Myles Stone, MD, MPH, Class of 2017
Dr. Stone graduated from our South Campus Family Medicine Residency Program in 2017. He is the COVID-19 High Risk Program Director for the Indian Health Service – Whiteriver Hospital on the Fort Apache Reservation in Whiteriver, Arizona. He recently co-authored an article published in the New England Journal of Medicine, "Contact Tracing for Native Americans in Rural Arizona."
By Myles Stone, MD, MPH
We detected our community’s first person to test positive for COVID-19 in early April. I happened to be working in the emergency room that day, and will likely remember the patient’s chest x-ray for the rest of my life. Our rural location delayed the virus’s arrival, but we knew that it would spread quickly. We had already set up a contact tracing team, so they were ready to go with the first case.
However, we quickly discovered, along with the rest of the world, that the virus spreads faster than it can be traced. Since the asymptomatic and pre-symptomatic periods are so long, many patients will spread the virus to people around them before they know they’re infected. So, we evolved our contact tracing program into more of a high-risk home visit program. This evolution occurred just as I returned from a PHS deployment to the Detroit COVID-19 Alternate Care Site.

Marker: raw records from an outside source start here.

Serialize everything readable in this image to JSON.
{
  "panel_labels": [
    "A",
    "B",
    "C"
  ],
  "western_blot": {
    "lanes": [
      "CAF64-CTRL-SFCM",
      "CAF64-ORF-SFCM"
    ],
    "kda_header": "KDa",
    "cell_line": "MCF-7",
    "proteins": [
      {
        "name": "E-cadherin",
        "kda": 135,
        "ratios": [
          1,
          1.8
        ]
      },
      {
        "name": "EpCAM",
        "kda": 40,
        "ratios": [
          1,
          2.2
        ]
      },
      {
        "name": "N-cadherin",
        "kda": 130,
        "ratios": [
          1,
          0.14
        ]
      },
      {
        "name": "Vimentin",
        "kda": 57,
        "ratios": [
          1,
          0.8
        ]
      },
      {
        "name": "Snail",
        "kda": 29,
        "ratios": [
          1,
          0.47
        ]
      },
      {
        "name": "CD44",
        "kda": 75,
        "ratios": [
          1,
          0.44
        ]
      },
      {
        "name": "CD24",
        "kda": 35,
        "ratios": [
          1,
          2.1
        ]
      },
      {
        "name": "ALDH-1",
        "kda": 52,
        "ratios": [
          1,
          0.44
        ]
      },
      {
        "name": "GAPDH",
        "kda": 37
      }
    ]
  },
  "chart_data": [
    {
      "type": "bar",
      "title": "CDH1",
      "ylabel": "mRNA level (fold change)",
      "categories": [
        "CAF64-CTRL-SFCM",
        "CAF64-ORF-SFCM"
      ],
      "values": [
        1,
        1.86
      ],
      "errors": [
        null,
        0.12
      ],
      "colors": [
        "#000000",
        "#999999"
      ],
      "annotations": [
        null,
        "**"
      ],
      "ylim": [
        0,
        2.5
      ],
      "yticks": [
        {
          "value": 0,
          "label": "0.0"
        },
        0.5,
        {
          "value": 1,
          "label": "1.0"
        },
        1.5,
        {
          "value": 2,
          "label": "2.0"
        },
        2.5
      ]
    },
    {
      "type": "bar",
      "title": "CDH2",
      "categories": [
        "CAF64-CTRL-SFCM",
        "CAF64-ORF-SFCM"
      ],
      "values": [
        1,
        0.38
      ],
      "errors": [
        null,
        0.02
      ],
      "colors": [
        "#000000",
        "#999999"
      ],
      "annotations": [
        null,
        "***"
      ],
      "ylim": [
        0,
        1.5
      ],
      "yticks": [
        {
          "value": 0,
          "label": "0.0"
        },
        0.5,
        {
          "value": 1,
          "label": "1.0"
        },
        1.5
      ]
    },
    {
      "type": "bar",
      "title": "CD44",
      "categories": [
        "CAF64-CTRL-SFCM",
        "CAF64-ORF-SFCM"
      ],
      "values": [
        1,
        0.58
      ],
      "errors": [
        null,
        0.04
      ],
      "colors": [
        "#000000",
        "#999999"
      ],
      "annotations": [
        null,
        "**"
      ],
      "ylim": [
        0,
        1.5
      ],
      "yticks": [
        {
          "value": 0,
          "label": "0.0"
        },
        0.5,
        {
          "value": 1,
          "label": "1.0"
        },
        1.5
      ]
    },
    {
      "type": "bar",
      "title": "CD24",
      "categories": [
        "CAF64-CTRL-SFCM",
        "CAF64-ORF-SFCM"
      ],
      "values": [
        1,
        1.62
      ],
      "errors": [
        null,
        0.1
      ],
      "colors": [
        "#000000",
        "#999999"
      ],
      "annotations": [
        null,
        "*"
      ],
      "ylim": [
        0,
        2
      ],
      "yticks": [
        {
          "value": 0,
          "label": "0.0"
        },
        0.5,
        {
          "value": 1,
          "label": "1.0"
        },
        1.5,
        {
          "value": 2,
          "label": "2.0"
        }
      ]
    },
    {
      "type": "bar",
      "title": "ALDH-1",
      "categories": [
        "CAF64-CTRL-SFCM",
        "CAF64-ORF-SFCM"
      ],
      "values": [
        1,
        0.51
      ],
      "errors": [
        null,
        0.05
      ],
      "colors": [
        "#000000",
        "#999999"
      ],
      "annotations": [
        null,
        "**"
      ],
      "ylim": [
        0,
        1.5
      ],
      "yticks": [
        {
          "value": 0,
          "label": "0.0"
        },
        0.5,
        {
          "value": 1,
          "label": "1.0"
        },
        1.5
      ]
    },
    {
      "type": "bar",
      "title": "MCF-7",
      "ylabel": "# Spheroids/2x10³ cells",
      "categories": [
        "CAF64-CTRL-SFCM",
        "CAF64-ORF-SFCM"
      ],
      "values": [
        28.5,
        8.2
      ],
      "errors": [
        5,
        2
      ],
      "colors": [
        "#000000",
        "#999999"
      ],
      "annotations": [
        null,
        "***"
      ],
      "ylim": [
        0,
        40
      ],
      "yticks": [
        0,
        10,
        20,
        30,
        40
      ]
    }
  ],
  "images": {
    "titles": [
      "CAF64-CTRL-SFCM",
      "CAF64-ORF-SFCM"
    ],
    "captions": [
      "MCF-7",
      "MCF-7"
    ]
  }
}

I had spent the prior month exclusively treating patients with COVID-19, and our lead infection control physician asked me to join his team and do the same for our community. Since then, I’ve driven nearly 1,500 miles across our reservation, visiting the homes of people who have been newly diagnosed with COVID-19, checking up on them and others in their homes.
Every morning, I review the new cases, and plan out the day’s visits based on each patient’s risk factors and where they are in the disease course. Our team has now expanded to include a full-time nurse, and another rotating member of the medical staff.
We typically see 40-50 people a day. The days are long for all of us, but this is probably the most enjoyable and gratifying work that I’ve done in my career.
The broad training and exposure to rural medicine that I received during residency is why I am able to take on this role, and why I am working in this environment in the first place. I feel very grateful to be a UA FCM graduate.
Well done, Dr. Stone—we're very proud of the impact you are making in Arizona and beyond!
Naomi Young, MD, Class of 2016
Naomi Young, MD, is a 2016 alumni of our South Campus Family Medicine Residency program. Dr. Young is Chief of Staff at Tsehootsooi Medical Center in Fort Defiance, AZ. Dr. Young grew up in Fort Defiance and returned there to practice medicine after completing her residency. She was featured in this ABC15 news story in August. We are proud of her accomplishments and her dedication to medicine, her patients, and fighting Covid-19!